🤖 AI Summary
Large language models often suffer from insufficient reliability in multi-step reasoning tasks due to error accumulation. This work proposes a dynamic intervention mechanism based on the entropy of the output distribution: when entropy during generation becomes excessively high—indicating high uncertainty—the autoregressive process is temporarily halted, and a local search is performed in the latent space over the current reasoning path, followed by refinement via Soft Reasoning. For the first time, output entropy is leveraged as a signal to trigger localized optimization. The approach achieves or surpasses state-of-the-art Soft Reasoning performance on four benchmarks—GSM8K, GSM-Hard, SVAMP, and StrategyQA—demonstrating the effectiveness of entropy-guided, selective reasoning refinement.
📝 Abstract
The use of Large Language Models (LLMs) for reasoning and planning tasks has drawn increasing attention in Artificial Intelligence research. Despite their remarkable progress, these models still exhibit limitations in multi-step inference scenarios, particularly in mathematical and logical reasoning. We introduce PREGU (Partial Reasoning Guided by Uncertainty).

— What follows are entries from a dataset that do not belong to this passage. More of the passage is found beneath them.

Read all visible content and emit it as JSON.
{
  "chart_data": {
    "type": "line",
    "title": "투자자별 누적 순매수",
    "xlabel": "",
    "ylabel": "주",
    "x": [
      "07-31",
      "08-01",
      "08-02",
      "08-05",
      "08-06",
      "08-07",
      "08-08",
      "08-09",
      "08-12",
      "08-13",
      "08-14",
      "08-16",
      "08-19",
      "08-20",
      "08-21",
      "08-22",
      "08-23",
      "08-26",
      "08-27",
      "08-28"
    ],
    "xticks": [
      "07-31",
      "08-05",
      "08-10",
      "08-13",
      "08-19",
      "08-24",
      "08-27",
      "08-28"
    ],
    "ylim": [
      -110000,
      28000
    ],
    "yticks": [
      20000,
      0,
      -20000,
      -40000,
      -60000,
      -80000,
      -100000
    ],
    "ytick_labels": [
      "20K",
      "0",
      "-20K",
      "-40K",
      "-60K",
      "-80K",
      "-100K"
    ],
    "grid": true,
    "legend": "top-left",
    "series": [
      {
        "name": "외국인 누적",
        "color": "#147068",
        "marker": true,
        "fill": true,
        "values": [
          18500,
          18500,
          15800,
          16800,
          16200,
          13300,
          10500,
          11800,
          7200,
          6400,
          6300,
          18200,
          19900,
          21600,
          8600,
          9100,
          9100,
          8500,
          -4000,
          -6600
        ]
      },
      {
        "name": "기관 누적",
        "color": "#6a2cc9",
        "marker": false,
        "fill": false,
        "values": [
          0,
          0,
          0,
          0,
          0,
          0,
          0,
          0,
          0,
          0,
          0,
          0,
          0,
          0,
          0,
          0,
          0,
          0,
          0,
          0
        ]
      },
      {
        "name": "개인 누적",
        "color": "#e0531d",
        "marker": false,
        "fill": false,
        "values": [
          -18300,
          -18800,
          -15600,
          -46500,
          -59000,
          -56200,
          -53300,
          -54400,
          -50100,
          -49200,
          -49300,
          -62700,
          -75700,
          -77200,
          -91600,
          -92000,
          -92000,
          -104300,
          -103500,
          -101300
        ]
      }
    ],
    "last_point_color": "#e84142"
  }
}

PREGU monitors the entropy of the output distribution during autoregressive generation and halts the process whenever entropy exceeds a defined threshold, signaling uncertainty. From that point, a localized search is performed in the latent space to refine the partial reasoning and select the most coherent answer, using the Soft Reasoning method. Experiments conducted with LLaMA-3-8B, Mistral-7B, and Qwen2-7B across four reasoning benchmarks (GSM8K, GSM-Hard, SVAMP, and StrategyQA) showed performance greater than or similar to Soft Reasoning, indicating that entropy can serve as an effective signal to trigger selective refinement during reasoning.